As our Congress continues to shut down government, arguing over debt and health care, while crumbling all sorts of services and parts of the economy, I have been wondering where God is in all this.  We get caught up in labels like Democrat, Republican, Tea Party, and heaven forbid, Socialist, and we use those labels as curse words.  But I have always thought Jesus was not only a man of prayer, but a bit of a socialist – probably not unlike Scudder.  You can imagine how excited I was this week when prayer and Congress started colliding in the news.  The chaplain for the Senate has been offering some fiery prayers these last weeks, and his words seem to be not only reaching our Representatives, but also reaching across America.

What this chaplain, Scudder and Jesus all point to is the hope we see in our vision from Isaiah:  a world where the wolf can live with the lamb, the cow and bear can graze together, and a nursing child can play over the hole of the asp.  This is the Kingdom vision.  But we do not have to wait for the Kingdom after death.  Scudder’s witness reminds us that we can take steps to realize the Kingdom here and now.

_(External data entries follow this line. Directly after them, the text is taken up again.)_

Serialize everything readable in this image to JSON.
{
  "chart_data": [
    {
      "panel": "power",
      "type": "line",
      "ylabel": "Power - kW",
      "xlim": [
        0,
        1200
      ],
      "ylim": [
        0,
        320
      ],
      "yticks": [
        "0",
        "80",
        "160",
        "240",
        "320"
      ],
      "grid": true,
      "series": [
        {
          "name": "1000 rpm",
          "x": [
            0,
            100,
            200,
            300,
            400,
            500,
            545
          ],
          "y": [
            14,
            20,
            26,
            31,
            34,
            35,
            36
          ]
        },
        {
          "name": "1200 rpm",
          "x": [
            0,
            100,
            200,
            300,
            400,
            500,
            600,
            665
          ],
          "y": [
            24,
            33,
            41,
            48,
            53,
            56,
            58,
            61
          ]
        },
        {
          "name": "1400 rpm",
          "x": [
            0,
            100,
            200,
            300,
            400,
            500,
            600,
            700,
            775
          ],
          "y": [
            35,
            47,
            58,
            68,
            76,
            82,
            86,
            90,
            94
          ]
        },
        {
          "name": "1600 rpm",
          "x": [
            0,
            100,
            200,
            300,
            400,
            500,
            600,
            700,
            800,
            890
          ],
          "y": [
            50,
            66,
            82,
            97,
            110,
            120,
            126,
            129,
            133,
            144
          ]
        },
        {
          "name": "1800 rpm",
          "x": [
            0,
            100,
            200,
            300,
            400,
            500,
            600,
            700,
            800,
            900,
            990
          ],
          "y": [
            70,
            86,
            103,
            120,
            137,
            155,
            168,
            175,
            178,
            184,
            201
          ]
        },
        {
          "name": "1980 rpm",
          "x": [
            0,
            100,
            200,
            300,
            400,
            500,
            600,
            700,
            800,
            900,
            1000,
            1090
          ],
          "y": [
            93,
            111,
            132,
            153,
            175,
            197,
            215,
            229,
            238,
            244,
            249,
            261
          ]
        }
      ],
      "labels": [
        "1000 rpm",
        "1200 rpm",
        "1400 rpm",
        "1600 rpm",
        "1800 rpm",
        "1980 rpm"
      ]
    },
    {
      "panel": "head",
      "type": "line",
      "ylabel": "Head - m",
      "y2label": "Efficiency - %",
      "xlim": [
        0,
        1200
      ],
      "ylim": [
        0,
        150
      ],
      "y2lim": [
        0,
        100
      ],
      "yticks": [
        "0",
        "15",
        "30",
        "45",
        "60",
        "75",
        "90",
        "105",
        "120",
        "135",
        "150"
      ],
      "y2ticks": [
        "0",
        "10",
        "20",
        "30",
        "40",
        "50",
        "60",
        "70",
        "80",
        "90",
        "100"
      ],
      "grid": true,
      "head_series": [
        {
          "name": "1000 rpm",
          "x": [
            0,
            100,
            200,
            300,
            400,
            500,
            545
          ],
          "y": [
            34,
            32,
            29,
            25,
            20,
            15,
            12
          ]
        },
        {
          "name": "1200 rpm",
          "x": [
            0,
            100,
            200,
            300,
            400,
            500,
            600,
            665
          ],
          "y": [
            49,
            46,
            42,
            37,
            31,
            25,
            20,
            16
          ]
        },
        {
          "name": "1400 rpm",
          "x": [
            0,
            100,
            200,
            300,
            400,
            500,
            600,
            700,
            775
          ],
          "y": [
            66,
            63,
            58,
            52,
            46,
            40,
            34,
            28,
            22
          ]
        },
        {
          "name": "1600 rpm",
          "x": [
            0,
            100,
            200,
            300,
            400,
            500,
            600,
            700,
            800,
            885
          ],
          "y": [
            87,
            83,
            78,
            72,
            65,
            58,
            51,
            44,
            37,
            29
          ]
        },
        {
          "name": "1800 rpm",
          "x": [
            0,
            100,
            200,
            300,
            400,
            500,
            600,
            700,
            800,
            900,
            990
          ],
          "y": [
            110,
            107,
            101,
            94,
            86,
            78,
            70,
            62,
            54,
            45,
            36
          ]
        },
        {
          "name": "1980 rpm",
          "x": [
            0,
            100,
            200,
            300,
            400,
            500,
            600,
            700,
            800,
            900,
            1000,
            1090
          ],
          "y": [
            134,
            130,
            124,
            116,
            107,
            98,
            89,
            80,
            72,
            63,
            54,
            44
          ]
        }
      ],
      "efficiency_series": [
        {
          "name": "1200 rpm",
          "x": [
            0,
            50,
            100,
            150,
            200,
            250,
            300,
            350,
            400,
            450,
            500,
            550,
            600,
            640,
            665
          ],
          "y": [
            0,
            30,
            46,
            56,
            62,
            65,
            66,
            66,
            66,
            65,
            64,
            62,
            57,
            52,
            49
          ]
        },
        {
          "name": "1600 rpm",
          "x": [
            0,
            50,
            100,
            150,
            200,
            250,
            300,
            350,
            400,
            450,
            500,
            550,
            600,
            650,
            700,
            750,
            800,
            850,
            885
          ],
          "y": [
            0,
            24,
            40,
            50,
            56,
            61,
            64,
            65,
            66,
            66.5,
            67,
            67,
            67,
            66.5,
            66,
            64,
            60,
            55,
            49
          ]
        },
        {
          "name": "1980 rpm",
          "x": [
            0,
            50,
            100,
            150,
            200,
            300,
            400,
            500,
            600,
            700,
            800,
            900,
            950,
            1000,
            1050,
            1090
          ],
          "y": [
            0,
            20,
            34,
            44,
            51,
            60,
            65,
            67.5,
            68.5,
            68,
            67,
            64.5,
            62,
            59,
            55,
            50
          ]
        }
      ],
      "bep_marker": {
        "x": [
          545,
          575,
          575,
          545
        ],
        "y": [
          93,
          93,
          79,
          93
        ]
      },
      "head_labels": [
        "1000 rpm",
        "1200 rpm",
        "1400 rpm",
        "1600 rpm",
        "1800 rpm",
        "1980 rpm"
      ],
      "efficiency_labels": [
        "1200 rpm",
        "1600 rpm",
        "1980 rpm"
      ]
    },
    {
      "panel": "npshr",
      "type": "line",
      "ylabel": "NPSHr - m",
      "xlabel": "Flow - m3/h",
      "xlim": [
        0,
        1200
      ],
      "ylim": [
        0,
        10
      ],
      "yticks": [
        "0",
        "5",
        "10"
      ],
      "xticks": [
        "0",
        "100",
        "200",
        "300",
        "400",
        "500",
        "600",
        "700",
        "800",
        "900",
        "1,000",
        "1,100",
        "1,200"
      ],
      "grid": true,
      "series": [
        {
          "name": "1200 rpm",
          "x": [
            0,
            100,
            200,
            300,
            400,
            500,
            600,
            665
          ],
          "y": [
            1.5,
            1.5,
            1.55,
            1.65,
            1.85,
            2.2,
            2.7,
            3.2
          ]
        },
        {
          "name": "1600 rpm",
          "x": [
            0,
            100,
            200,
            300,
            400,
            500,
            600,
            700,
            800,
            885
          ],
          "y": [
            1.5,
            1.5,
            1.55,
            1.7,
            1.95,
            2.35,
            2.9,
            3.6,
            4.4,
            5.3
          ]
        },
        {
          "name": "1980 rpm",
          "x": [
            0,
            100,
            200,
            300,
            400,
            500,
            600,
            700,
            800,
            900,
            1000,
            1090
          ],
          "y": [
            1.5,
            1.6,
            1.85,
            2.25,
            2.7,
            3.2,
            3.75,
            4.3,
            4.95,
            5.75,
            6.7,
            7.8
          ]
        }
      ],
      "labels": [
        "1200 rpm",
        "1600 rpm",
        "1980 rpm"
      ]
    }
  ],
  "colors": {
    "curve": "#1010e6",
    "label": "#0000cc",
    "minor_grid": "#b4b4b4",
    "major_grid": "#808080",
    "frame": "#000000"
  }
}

Now, how we get there is a bigger question.  We could be here all day fighting over whose party can do that best.  But that is where Scudder’s life points us most helpfully – to the life of prayer.  Scudder invites us to stop name-calling or stewing and to start praying.  If we can be very busy with prayer, as Scudder suggests, perhaps we might liberate our feet to take those first steps toward the Kingdom here and now.  Amen.